The Seed-Point-Driven strategy enables generation from a single image and supports drag-based editing:
- Seed Points Generation: From a single input image, the model first generates a sparse set of seed points (e.g., 256 points) representing a rough geometry. This is achieved using a Rectified Flow diffusion model conditioned on the input image, trained to map Gaussian noise to the distribution of seed points. The sparse nature makes this distribution easier to learn and ensures geometric consistency.
- Seed-Anchor Mapping Module: This module maps the sparse seed points to the dense anchor latents. It's formulated as a flow matching problem between seed point latents (ZS) and anchor latents (Z).
- Dimension Alignment: Seed points are encoded into latents (ZS) using the frozen Anchor-GS VAE encoder, conditioned on the image. This aligns their dimensionality with the target anchor latents and provides spatial-semantic information.
- Token Alignment: To establish a correspondence for flow matching, a cluster-based strategy is used. Based on the encoded positions, each seed latent token is used as a center to identify a cluster of semantically similar anchor latent tokens (via KNN). Seed latents are then repeated to match the number of anchor latents, maintaining semantic correspondence within clusters.
- A Rectified Flow model, implemented with Transformer blocks, learns the mapping from aligned seed latents (ZS) to aligned anchor latents (Z), conditioned on the input image. Noise augmentation is applied during training for robustness.
- Seed-Points-Driven Deformation: This enables intuitive geometric editing. Users can drag the sparse seed points in 3D space using standard 3D tools. The edited seed points are then encoded, and a mask is applied to preserve unedited regions. The resulting modified seed latents are passed through the Seed-Anchor Mapping module to generate new anchor latents, which are decoded by the VAE into the deformed 3DGS. This process is efficient, typically taking only a couple of seconds.
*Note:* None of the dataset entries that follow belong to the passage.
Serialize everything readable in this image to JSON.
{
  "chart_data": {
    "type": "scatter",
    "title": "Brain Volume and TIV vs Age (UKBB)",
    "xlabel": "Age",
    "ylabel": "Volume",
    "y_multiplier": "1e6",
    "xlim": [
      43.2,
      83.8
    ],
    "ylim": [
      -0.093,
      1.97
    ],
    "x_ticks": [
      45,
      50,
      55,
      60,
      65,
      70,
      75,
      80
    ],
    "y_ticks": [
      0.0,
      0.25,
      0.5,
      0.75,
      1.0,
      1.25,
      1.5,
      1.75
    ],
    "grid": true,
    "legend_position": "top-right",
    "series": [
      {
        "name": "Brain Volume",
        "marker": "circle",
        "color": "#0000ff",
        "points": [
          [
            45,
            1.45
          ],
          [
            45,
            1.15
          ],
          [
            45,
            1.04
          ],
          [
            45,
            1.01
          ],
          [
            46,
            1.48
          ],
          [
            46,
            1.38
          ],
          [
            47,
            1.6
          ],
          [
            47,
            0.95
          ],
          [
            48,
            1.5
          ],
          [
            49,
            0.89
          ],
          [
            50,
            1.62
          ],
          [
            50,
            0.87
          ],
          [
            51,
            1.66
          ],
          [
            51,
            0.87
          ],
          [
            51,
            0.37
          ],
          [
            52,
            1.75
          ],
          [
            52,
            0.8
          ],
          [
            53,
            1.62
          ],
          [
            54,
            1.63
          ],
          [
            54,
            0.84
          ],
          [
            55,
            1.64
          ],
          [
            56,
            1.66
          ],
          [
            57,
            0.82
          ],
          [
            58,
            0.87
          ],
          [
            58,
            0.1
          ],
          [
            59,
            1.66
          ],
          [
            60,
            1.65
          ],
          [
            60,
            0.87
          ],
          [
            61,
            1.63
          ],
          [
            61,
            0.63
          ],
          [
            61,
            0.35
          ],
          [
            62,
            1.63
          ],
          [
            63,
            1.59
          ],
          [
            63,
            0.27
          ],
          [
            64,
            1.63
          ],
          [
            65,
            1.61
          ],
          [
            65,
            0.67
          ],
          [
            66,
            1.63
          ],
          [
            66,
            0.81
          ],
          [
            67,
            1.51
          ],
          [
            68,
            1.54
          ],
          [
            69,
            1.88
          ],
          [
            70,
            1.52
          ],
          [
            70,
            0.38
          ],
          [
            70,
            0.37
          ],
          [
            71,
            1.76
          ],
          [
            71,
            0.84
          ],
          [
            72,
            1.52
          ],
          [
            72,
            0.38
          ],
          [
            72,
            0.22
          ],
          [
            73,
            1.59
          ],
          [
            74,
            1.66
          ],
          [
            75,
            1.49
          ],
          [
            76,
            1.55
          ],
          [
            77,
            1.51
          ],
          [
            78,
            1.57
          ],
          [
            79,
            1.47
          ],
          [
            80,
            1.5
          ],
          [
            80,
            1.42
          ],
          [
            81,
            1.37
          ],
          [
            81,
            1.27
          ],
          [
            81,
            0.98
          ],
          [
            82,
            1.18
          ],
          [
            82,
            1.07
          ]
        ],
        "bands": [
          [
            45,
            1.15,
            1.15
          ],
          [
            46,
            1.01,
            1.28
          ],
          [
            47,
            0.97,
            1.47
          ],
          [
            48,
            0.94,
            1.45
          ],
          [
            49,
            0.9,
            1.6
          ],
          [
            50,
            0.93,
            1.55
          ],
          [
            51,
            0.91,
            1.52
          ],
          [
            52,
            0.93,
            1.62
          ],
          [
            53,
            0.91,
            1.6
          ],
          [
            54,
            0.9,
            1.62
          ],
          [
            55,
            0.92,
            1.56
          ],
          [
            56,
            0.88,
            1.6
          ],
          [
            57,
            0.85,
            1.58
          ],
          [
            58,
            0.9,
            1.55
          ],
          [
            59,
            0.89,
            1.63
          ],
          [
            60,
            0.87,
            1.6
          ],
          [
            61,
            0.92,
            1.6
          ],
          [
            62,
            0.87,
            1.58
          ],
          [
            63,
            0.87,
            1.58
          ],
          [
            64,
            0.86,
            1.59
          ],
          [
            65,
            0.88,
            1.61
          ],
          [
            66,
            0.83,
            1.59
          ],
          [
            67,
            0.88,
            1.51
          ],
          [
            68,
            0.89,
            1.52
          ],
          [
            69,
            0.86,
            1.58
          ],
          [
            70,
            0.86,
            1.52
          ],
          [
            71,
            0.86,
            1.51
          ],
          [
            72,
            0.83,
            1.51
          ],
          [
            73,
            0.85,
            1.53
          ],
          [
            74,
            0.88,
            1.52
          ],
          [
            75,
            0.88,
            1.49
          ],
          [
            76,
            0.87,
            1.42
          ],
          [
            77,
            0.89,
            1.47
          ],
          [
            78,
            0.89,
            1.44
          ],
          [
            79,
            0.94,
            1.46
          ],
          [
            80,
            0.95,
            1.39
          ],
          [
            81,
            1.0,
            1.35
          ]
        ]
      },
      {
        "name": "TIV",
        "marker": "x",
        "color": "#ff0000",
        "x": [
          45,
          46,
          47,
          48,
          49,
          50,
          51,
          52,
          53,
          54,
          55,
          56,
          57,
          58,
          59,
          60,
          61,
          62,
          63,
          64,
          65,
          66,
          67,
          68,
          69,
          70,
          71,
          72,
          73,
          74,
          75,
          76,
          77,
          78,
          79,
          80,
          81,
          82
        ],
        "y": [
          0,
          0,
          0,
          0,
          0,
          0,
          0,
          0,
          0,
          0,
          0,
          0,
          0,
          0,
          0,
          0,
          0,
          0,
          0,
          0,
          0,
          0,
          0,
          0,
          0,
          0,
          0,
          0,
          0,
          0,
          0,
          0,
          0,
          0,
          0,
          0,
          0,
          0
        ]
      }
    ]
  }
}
The implementation uses Transformers for the VAE encoder/decoder and the flow models. DINOv2 is used for image feature extraction. Training involves multiple stages with specific datasets, hardware, and hyperparameters.
Evaluations on Objaverse and Google Scanned Objects (GSO) datasets show that Dragen3D achieves state-of-the-art quality compared to prior methods, particularly in multi-view geometric consistency, outperforming methods reliant on 2D diffusion priors like LGM and LaRa, while having a competitive inference time with methods like TriplaneGS.
Ablation studies highlight the importance of the Rectified Flow model for seed point generation (vs. a simple Transformer feed-forward), encoding seed points for dimension alignment (vs. positional encoding), and the proposed cluster-based token alignment for effective seed-anchor mapping.
In summary, Dragen3D provides a practical approach for controllable and geometrically consistent 3D object generation from a single image by leveraging a VAE for latent 3D representation and a flow-based mechanism that maps sparse, editable seed points to dense Gaussian representations, enabling efficient generation and intuitive drag-based deformation. The method does not rely on computationally expensive scene-by-scene optimization or prone-to-inconsistency 2D diffusion priors for the final 3D representation.